Donburi—A Mini Universe in a Bowl
Donburi, with toppings piled on plain rice, embodies Japan's quick-eating culture. Originating from Edo street stalls, with variations like tempura don and unadon, and later oyakodon (chicken and egg), regional styles developed over time. In Hakodate, Hokkaido, seafood donburi with fresh uni, ikura, and crab await travelers, offering a taste of the sea. In Tokyo's Nihonbashi, the famous "Tamade" serves oyakodon with chicken simmered in broth, available only during lunch hours. Niigata's tarekatsu-don features breaded pork cutlet in sweet soy sauce. Fukui's "Yorozu-ken" offers sauce katsu-don with freshly fried cutlets. Nagoya's miso katsu-don combines rich miso with fried pork. Prices range from around 1,000 to 2,000 yen, with seafood options exceeding 3,000 yen during peak seasons. When ordering, simply ask for the "name of the bowl" or specify your preferred toppings.
Comparing Flavors Enhances Travel
To experience the flavors of east and west in three days: start in Tokyo with dark soy-based oden and steamed eel; then take the Shinkansen to Osaka for comparison of oden and grilled eel, and enjoy okonomiyaki; or tour Chubu region with Nagoya's miso oden and katsu-don, then Shizuoka's eel and oden, ending in Kanazawa with crab oden and seafood donburi. Each route offers contrasting tastes and regional character.

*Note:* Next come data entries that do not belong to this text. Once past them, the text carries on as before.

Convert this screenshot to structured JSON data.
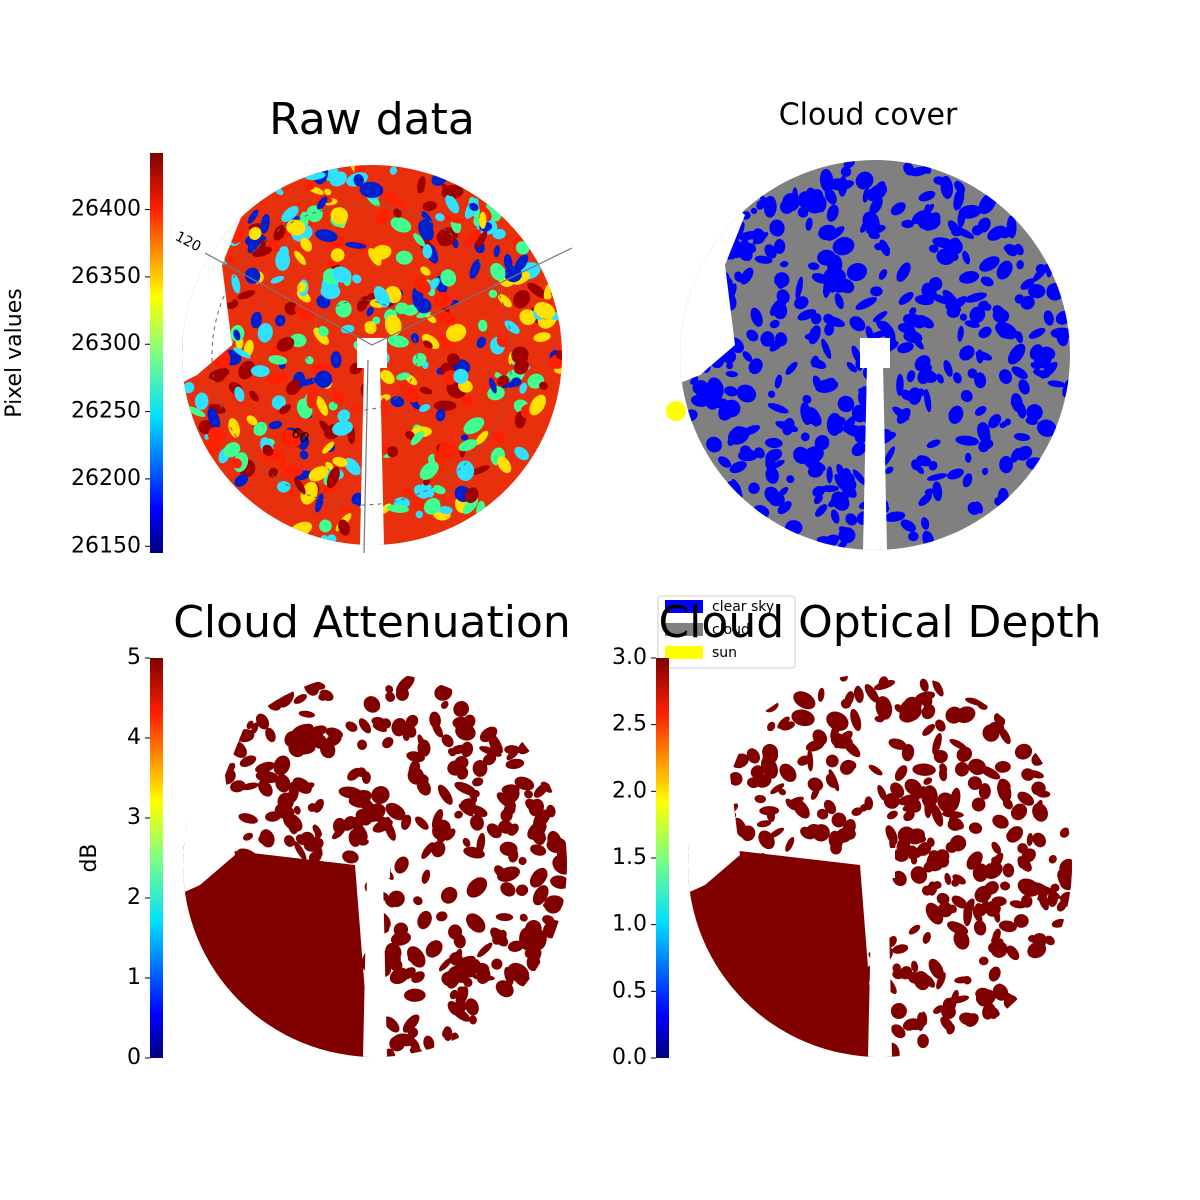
{
  "chart_data": [
    {
      "type": "image",
      "title": "Raw data",
      "ylabel": "Pixel values",
      "ylim": [
        26145,
        26442
      ],
      "yticks": [
        26150,
        26200,
        26250,
        26300,
        26350,
        26400
      ],
      "annotations": [
        "120",
        "60"
      ]
    },
    {
      "type": "image",
      "title": "Cloud cover",
      "legend": [
        {
          "name": "clear sky",
          "color": "#0000ff"
        },
        {
          "name": "cloud",
          "color": "#808080"
        },
        {
          "name": "sun",
          "color": "#ffff00"
        }
      ]
    },
    {
      "type": "image",
      "title": "Cloud Attenuation",
      "ylabel": "dB",
      "color": "#800000",
      "ylim": [
        0,
        5
      ],
      "yticks": [
        0,
        1,
        2,
        3,
        4,
        5
      ]
    },
    {
      "type": "image",
      "title": "Cloud Optical Depth",
      "color": "#800000",
      "ylim": [
        0,
        3
      ],
      "yticks": [
        {
          "value": 0,
          "label": "0.0"
        },
        {
          "value": 0.5,
          "label": "0.5"
        },
        {
          "value": 1,
          "label": "1.0"
        },
        {
          "value": 1.5,
          "label": "1.5"
        },
        {
          "value": 2,
          "label": "2.0"
        },
        {
          "value": 2.5,
          "label": "2.5"
        },
        {
          "value": 3,
          "label": "3.0"
        }
      ]
    }
  ]
}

Planning is as Important as Flavor
Oden is often found at street stalls and casual pubs, usually without reservations, but limited editions like Kanazawa crab oden should be visited before sold out. Eel restaurants often require reservations, especially around Doyo (midsummer). Okonomiyaki restaurants with long lines tend to turn over quickly; requesting a counter seat is recommended. Donburi shops at markets or stations open early, but seafood depends on weather and fishing conditions—check social media for updates. Payment methods vary; credit cards are common in cities, but cash is preferred at stalls. If you have dietary restrictions, confirm vegetarian options beforehand.
Useful Phrases When Traveling
dashi (broth), kabayaki (grilled eel), gyusuji (beef tendon), soba-men (with noodles), oyako-don (parent-and-child donburi). Pronouncing these terms can make ordering easier. If unsure, point to a picture and say, "Kore o kudasai" (Please give me this), and staff will usually assist.

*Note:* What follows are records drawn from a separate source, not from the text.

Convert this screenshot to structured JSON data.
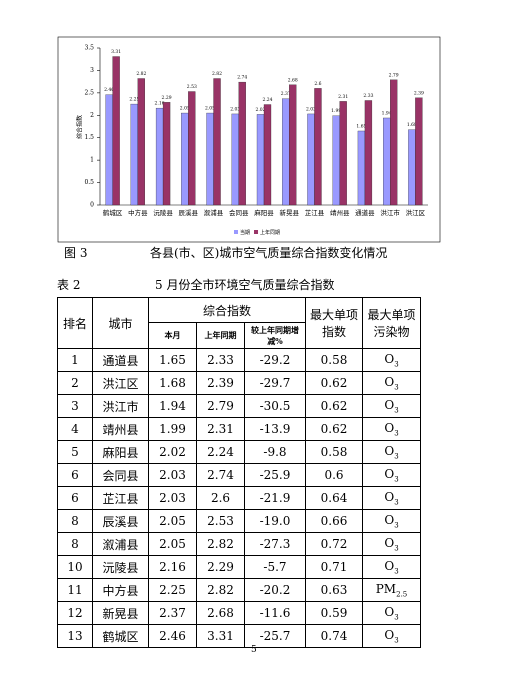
{
  "chart_data": {
    "type": "bar",
    "y_label": "综合指数",
    "legend": "bottom",
    "categories": [
      "鹤城区",
      "中方县",
      "沅陵县",
      "辰溪县",
      "溆浦县",
      "会同县",
      "麻阳县",
      "新晃县",
      "芷江县",
      "靖州县",
      "通道县",
      "洪江市",
      "洪江区"
    ],
    "series": [
      {
        "name": "当期",
        "color": "#9999ff",
        "values": [
          2.46,
          2.25,
          2.16,
          2.05,
          2.05,
          2.03,
          2.02,
          2.37,
          2.03,
          1.99,
          1.65,
          1.94,
          1.68
        ]
      },
      {
        "name": "上年同期",
        "color": "#993366",
        "values": [
          3.31,
          2.82,
          2.29,
          2.53,
          2.82,
          2.74,
          2.24,
          2.68,
          2.6,
          2.31,
          2.33,
          2.79,
          2.39
        ]
      }
    ],
    "ylim": [
      0,
      3.5
    ],
    "yticks": [
      0,
      0.5,
      1,
      1.5,
      2,
      2.5,
      3,
      3.5
    ]
  },
  "figure": {
    "label": "图 3",
    "caption": "各县(市、区)城市空气质量综合指数变化情况"
  },
  "table_caption": {
    "label": "表 2",
    "title": "5 月份全市环境空气质量综合指数"
  },
  "table": {
    "header": {
      "rank": "排名",
      "city": "城市",
      "index": "综合指数",
      "sub": [
        "本月",
        "上年同期",
        "较上年同期增减%"
      ],
      "max_index": "最大单项指数",
      "max_pollutant": "最大单项污染物"
    },
    "rows": [
      [
        "1",
        "通道县",
        "1.65",
        "2.33",
        "-29.2",
        "0.58",
        {
          "text": "O",
          "sub": "3"
        }
      ],
      [
        "2",
        "洪江区",
        "1.68",
        "2.39",
        "-29.7",
        "0.62",
        {
          "text": "O",
          "sub": "3"
        }
      ],
      [
        "3",
        "洪江市",
        "1.94",
        "2.79",
        "-30.5",
        "0.62",
        {
          "text": "O",
          "sub": "3"
        }
      ],
      [
        "4",
        "靖州县",
        "1.99",
        "2.31",
        "-13.9",
        "0.62",
        {
          "text": "O",
          "sub": "3"
        }
      ],
      [
        "5",
        "麻阳县",
        "2.02",
        "2.24",
        "-9.8",
        "0.58",
        {
          "text": "O",
          "sub": "3"
        }
      ],
      [
        "6",
        "会同县",
        "2.03",
        "2.74",
        "-25.9",
        "0.6",
        {
          "text": "O",
          "sub": "3"
        }
      ],
      [
        "6",
        "芷江县",
        "2.03",
        "2.6",
        "-21.9",
        "0.64",
        {
          "text": "O",
          "sub": "3"
        }
      ],
      [
        "8",
        "辰溪县",
        "2.05",
        "2.53",
        "-19.0",
        "0.66",
        {
          "text": "O",
          "sub": "3"
        }
      ],
      [
        "8",
        "溆浦县",
        "2.05",
        "2.82",
        "-27.3",
        "0.72",
        {
          "text": "O",
          "sub": "3"
        }
      ],
      [
        "10",
        "沅陵县",
        "2.16",
        "2.29",
        "-5.7",
        "0.71",
        {
          "text": "O",
          "sub": "3"
        }
      ],
      [
        "11",
        "中方县",
        "2.25",
        "2.82",
        "-20.2",
        "0.63",
        {
          "text": "PM",
          "sub": "2.5"
        }
      ],
      [
        "12",
        "新晃县",
        "2.37",
        "2.68",
        "-11.6",
        "0.59",
        {
          "text": "O",
          "sub": "3"
        }
      ],
      [
        "13",
        "鹤城区",
        "2.46",
        "3.31",
        "-25.7",
        "0.74",
        {
          "text": "O",
          "sub": "3"
        }
      ]
    ]
  },
  "page_number": "5"
}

Tasting and Comparing Deepens Your Journey
The same ingredients and dishes can have vastly different expressions depending on cooking methods, climate, and culture—dark versus clear broth, fluffy versus crispy eel, layered versus mixed okonomiyaki, sweet versus soy-based sauce. Exploring these four dishes is the shortest way to understand Japan's culinary depth. With your travel plans, city choices, and appetite set, your palate will soon traverse the Japanese archipelago. Grab your chopsticks and start your journey.